Abstract

The inhibitory effect of chlorine (50, 100, and 200 mg/kg) was investigated with and without UV radiation (300 mW·s/cm(2)) for the growth of Listeria monocytogenes in chicken breast meat. Using a polynomial model, predictive growth models were also developed as a function of chlorine concentration, UV exposure, and storage temperature (4, 10, and 15°C). A maximum L. monocytogenes reduction (0.8 log cfu, cfu/g) was obtained when combining chlorine at 200 mg/kg and UV at 300 mW·s/cm(2), and a maximum synergistic effect (0.4 log cfu/g) was observed when using chlorine at 100 mg/kg and UV at 300 mW·s/cm(2). Primary models developed for specific growth rate and lag time showed a good fitness (R(2) > 0.91), as determined by the reparameterized Gompertz equation.

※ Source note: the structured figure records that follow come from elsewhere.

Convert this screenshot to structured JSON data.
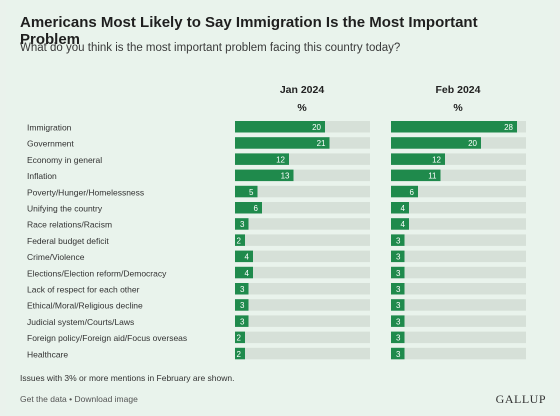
{
  "title": "Americans Most Likely to Say Immigration Is the Most Important Problem",
  "subtitle": "What do you think is the most important problem facing this country today?",
  "colors": {
    "bar": "#1f8a4c",
    "track": "#d6e0d8",
    "text_on_bar": "#ffffff",
    "label": "#333333"
  },
  "chart_data": {
    "type": "bar",
    "orientation": "horizontal",
    "unit_label": "%",
    "max": 30,
    "categories": [
      "Immigration",
      "Government",
      "Economy in general",
      "Inflation",
      "Poverty/Hunger/Homelessness",
      "Unifying the country",
      "Race relations/Racism",
      "Federal budget deficit",
      "Crime/Violence",
      "Elections/Election reform/Democracy",
      "Lack of respect for each other",
      "Ethical/Moral/Religious decline",
      "Judicial system/Courts/Laws",
      "Foreign policy/Foreign aid/Focus overseas",
      "Healthcare"
    ],
    "series": [
      {
        "name": "Jan 2024",
        "values": [
          20,
          21,
          12,
          13,
          5,
          6,
          3,
          2,
          4,
          4,
          3,
          3,
          3,
          2,
          2
        ]
      },
      {
        "name": "Feb 2024",
        "values": [
          28,
          20,
          12,
          11,
          6,
          4,
          4,
          3,
          3,
          3,
          3,
          3,
          3,
          3,
          3
        ]
      }
    ]
  },
  "footnote": "Issues with 3% or more mentions in February are shown.",
  "links": {
    "get_data": "Get the data",
    "separator": " • ",
    "download": "Download image"
  },
  "logo": "GALLUP"
}
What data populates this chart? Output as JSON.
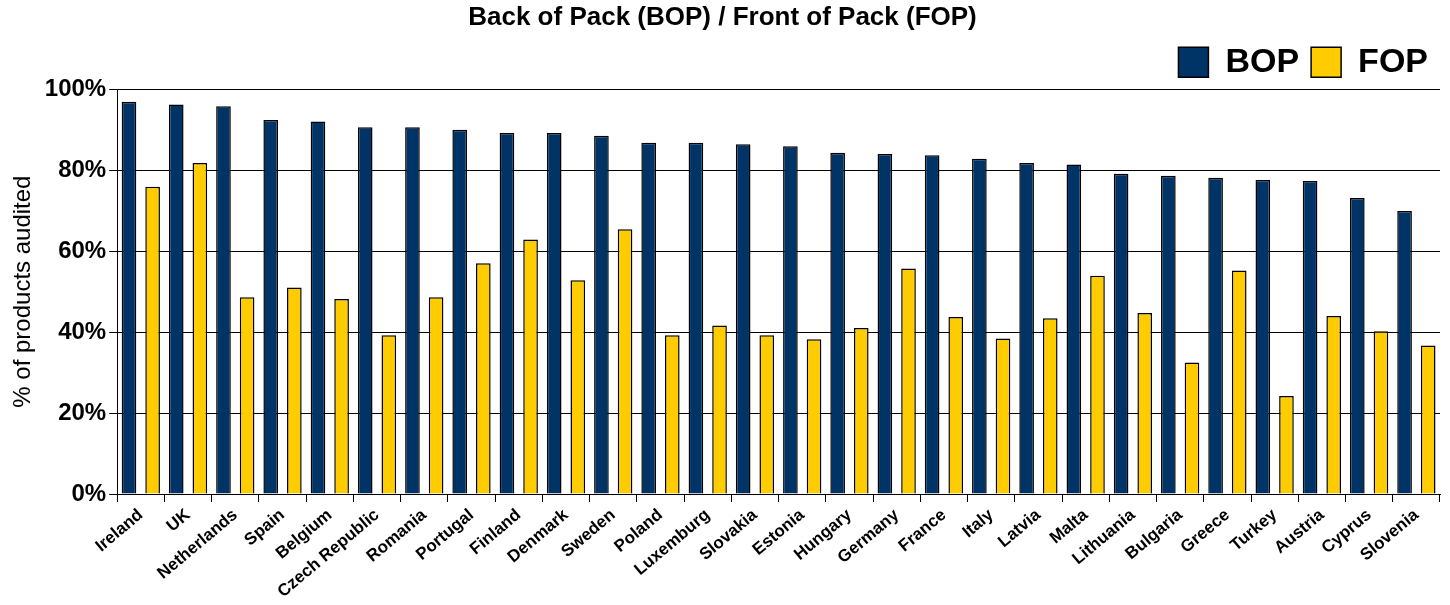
{
  "chart_data": {
    "type": "bar",
    "title": "Back of Pack (BOP) / Front of Pack (FOP)",
    "ylabel": "% of products audited",
    "categories": [
      "Ireland",
      "UK",
      "Netherlands",
      "Spain",
      "Belgium",
      "Czech Republic",
      "Romania",
      "Portugal",
      "Finland",
      "Denmark",
      "Sweden",
      "Poland",
      "Luxemburg",
      "Slovakia",
      "Estonia",
      "Hungary",
      "Germany",
      "France",
      "Italy",
      "Latvia",
      "Malta",
      "Lithuania",
      "Bulgaria",
      "Greece",
      "Turkey",
      "Austria",
      "Cyprus",
      "Slovenia"
    ],
    "series": [
      {
        "name": "BOP",
        "color": "#003366",
        "values": [
          96.9,
          96.2,
          95.8,
          92.4,
          92.0,
          90.6,
          90.6,
          90.0,
          89.2,
          89.2,
          88.5,
          86.8,
          86.8,
          86.4,
          85.9,
          84.3,
          84.0,
          83.7,
          82.8,
          81.8,
          81.4,
          79.1,
          78.6,
          78.1,
          77.6,
          77.3,
          73.1,
          69.9
        ]
      },
      {
        "name": "FOP",
        "color": "#ffcc00",
        "values": [
          75.9,
          81.8,
          48.6,
          51.0,
          48.2,
          39.2,
          48.6,
          57.0,
          62.9,
          52.8,
          65.4,
          39.2,
          41.6,
          39.2,
          38.2,
          41.0,
          55.7,
          43.7,
          38.4,
          43.4,
          53.9,
          44.7,
          32.5,
          55.2,
          24.2,
          44.0,
          40.2,
          36.7
        ]
      }
    ],
    "ylim": [
      0,
      100
    ],
    "yticks": [
      {
        "value": 0,
        "label": "0%"
      },
      {
        "value": 20,
        "label": "20%"
      },
      {
        "value": 40,
        "label": "40%"
      },
      {
        "value": 60,
        "label": "60%"
      },
      {
        "value": 80,
        "label": "80%"
      },
      {
        "value": 100,
        "label": "100%"
      }
    ],
    "grid": "y",
    "legend": "top right"
  }
}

Secondary polynomial models were obtained using nonlinear regression analysis. The developed models were validated with mean square error, bias factor, and accuracy factor, which were 0.0003, 0.96, and 1.11, respectively, for specific growth rate and 7.69, 0.99, and 1.04, respectively, for lag time. The treatment of chlorine and UV did not change the color and texture of chicken breast after 7 d of storage at 4°C. As a result, the combination of chlorine at 100 mg/kg and UV at 300 mW·s/cm(2) appears to an effective method into inhibit L. monocytogenes growth in broiler carcasses with no negative effects on color and textural quality. Based on the validation results, the predictive models can be used to accurately predict L. monocytogenes growth in chicken breast.